2. Pour prononcer la décharge en droits et pénalités, des cotisations supplémentaires d'impôt sur le revenu auxquelles M. A a été assujetti au titre de l'année 2015, procédant de la remise en cause de l'exonération du régime de faveur prévu pour les activités exercées au sein des zones franches urbaines, le tribunal a estimé, après avoir relevé ce moyen d'office, que le service avait, à tort, opposé les dispositions de l'article 44 octies du code général des impôts lesquelles, lesquelles, eu égard à la date de création de l'entreprise, étaient inapplicables, alors que l'intéressé avait sollicité le bénéfice du régime de faveur prévu pour les entreprises implantées au sein des zones franches urbaines sur le fondement des dispositions de l'article 44 octies A du même code.

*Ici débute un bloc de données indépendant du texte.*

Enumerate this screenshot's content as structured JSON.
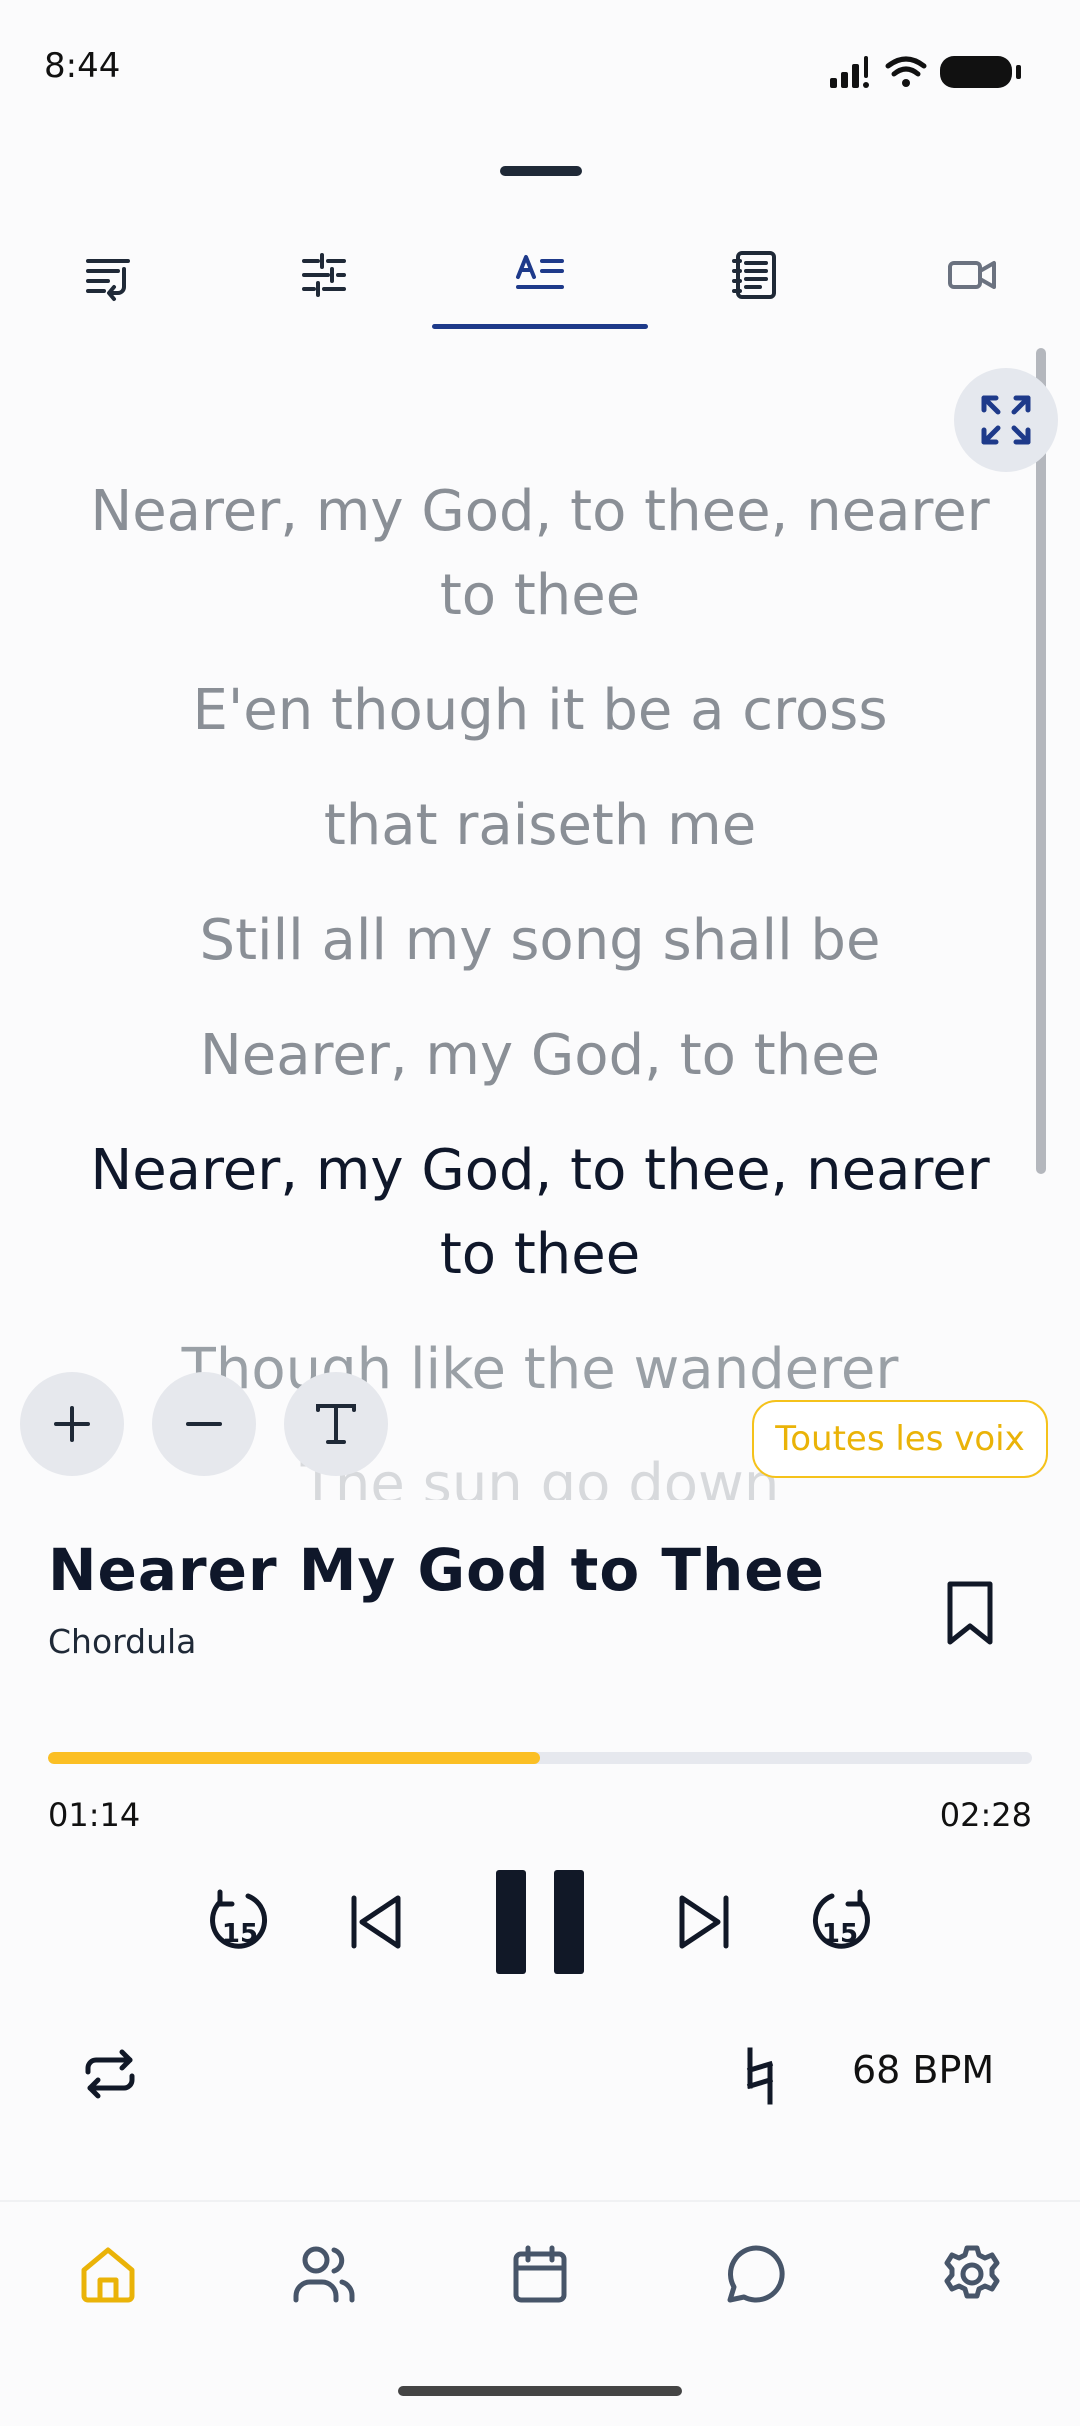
{
  "status_bar": {
    "time": "8:44"
  },
  "tabs": [
    {
      "name": "queue",
      "icon": "queue-icon"
    },
    {
      "name": "mixer",
      "icon": "sliders-icon"
    },
    {
      "name": "lyrics",
      "icon": "lyrics-icon",
      "active": true
    },
    {
      "name": "sheet",
      "icon": "sheet-icon"
    },
    {
      "name": "video",
      "icon": "video-icon"
    }
  ],
  "lyrics": {
    "lines": [
      "Nearer, my God, to thee, nearer to thee",
      "E'en though it be a cross",
      "that raiseth me",
      "Still all my song shall be",
      "Nearer, my God, to thee",
      "Nearer, my God, to thee, nearer to thee",
      "Though like the wanderer",
      "The sun go down"
    ],
    "active_index": 5
  },
  "voices_label": "Toutes les voix",
  "song": {
    "title": "Nearer My God to Thee",
    "artist": "Chordula"
  },
  "progress": {
    "current": "01:14",
    "total": "02:28",
    "fraction": 0.5
  },
  "controls": {
    "skip_back_seconds": "15",
    "skip_forward_seconds": "15"
  },
  "tempo": {
    "bpm_label": "68 BPM"
  },
  "colors": {
    "accent": "#fbbf24",
    "active_tab": "#1e3a8a",
    "nav_inactive": "#475569"
  }
}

3. Si l'administration peut, à tout moment de la procédure, invoquer un nouveau motif de droit propre à justifier l'imposition, une telle substitution de base légale ne saurait avoir pour effet de priver le contribuable d'une garantie de procédure attachée à la nouvelle base légale invoquée.

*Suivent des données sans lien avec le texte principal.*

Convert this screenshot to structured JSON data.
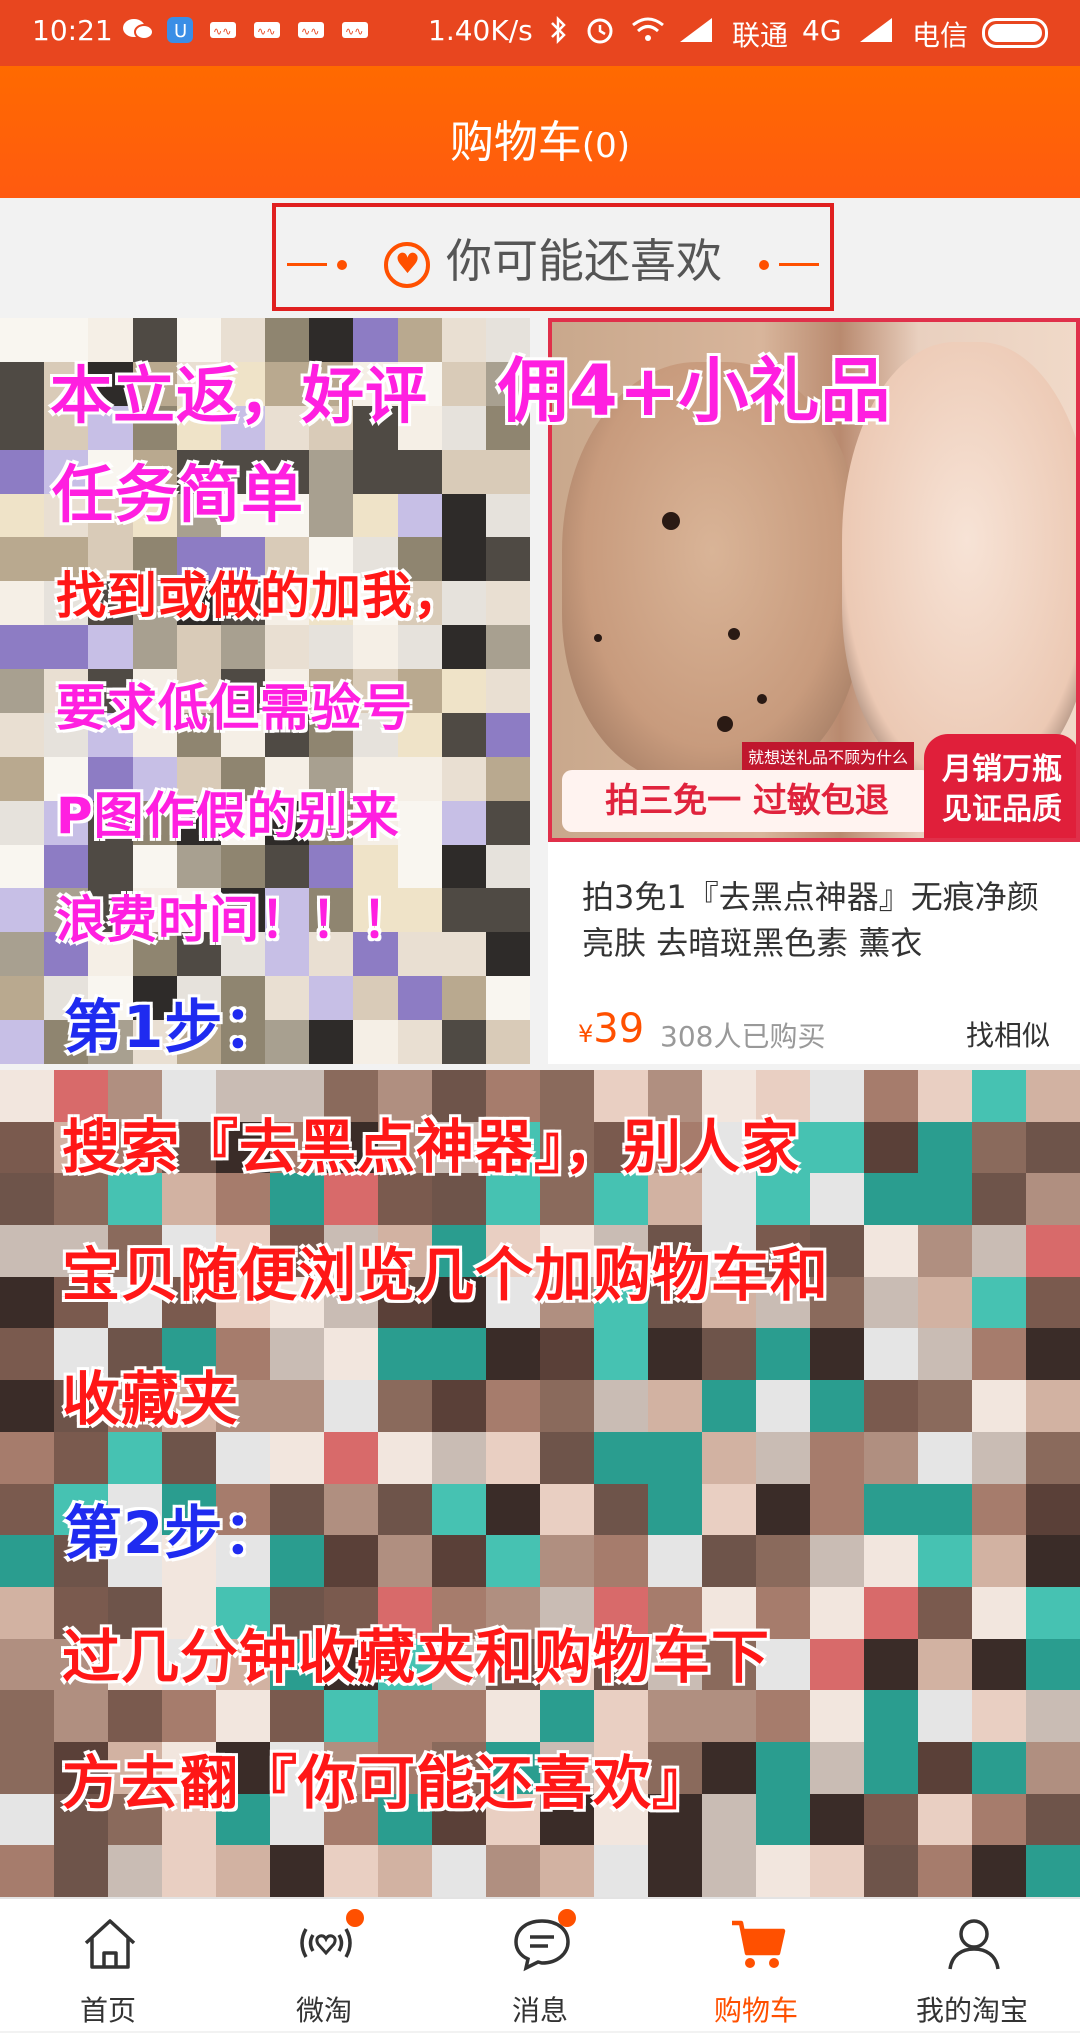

4. Le ministre, qui se prévaut d'une erreur de plume entre l'article 44 octies et 44 octies A du code général des impôts, dont les conditions d'admission sont identiques, demande toutefois, dans le cadre d'une substitution de base légale, que les dispositions de l'article 44 octies A soient substituées à celle de l'article 44 octies du même code, lesquelles ne sont en effet applicables qu'aux contribuables qui exercent ou créent des activités dans les ZFU-TE avant le 31 décembre 2001. La procédure contradictoire ayant été suivie, la substitution de ces dispositions n'a privé M. A d'aucune garantie. Par suite, il y a lieu de procéder à la substitution de base légale sollicitée.

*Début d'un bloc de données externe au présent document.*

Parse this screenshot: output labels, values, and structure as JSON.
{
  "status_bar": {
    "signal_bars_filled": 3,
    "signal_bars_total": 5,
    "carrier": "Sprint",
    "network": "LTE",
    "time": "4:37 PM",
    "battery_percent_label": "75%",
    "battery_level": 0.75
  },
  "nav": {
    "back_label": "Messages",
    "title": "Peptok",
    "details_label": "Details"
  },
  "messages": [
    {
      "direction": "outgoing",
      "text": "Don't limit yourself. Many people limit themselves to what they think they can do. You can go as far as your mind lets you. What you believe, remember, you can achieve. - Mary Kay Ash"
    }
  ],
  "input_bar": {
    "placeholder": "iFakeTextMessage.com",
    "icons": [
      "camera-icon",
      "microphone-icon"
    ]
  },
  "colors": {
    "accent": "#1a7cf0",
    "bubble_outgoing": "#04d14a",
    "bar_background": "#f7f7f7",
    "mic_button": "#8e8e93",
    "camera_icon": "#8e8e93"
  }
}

5. Aux termes de l'article 44 octies A du code général des impôts dans sa rédaction applicable :" I.- Les contribuables qui, entre le 1er janvier 2006 et le 31 décembre 2020, créent des activités dans les zones franches urbaines - territoires entrepreneurs définies au B du 3 de l'article 42 de la loi n° 95-115 du 4 février 1995 d'orientation pour l'aménagement et le développement du territoire, ainsi que ceux qui, entre le 1er janvier 2006 et le 31 décembre 2011, exercent des activités dans les zones franches urbaines - territoires entrepreneurs définies au deuxième alinéa du B du 3 de l'article 42 de la même loi sont exonérés d'impôt sur le revenu ou d'impôt sur les sociétés à raison des bénéfices provenant des activités implantées dans la zone jusqu'au 31 décembre 2010 pour les contribuables qui y exercent déjà une activité au 1er janvier 2006 ou, dans le cas contraire, jusqu'au terme du cinquante-neuvième mois suivant celui du début de leur activité dans l'une de ces zones. () / Lorsque l'activité non sédentaire d'un contribuable est implantée dans une zone franche urbaine-territoire entrepreneur mais exercée en tout ou partie en dehors des zones franches urbaines-territoires entrepreneurs, l'exonération s'applique si ce contribuable emploie au moins un salarié sédentaire à temps plein, ou équivalent, exerçant ses fonctions dans les locaux affectés à l'activité ou si ce contribuable réalise au moins 25 % de son chiffre d'affaires auprès de clients situés dans les zones franches urbaines-territoires entrepreneurs. () ". Aux termes de l'article 49 L de l'annexe III au code général des impôts dans sa rédaction applicable : " Le contribuable qui peut bénéficier des dispositions de l'article 44 octies ou de l'article 44 octies A du code général des impôts doit joindre à la déclaration du résultat de la période d'imposition considérée un document conforme à un modèle établi par l'administration comportant les éléments nécessaires à la détermination du bénéfice ouvrant droit à exonération. "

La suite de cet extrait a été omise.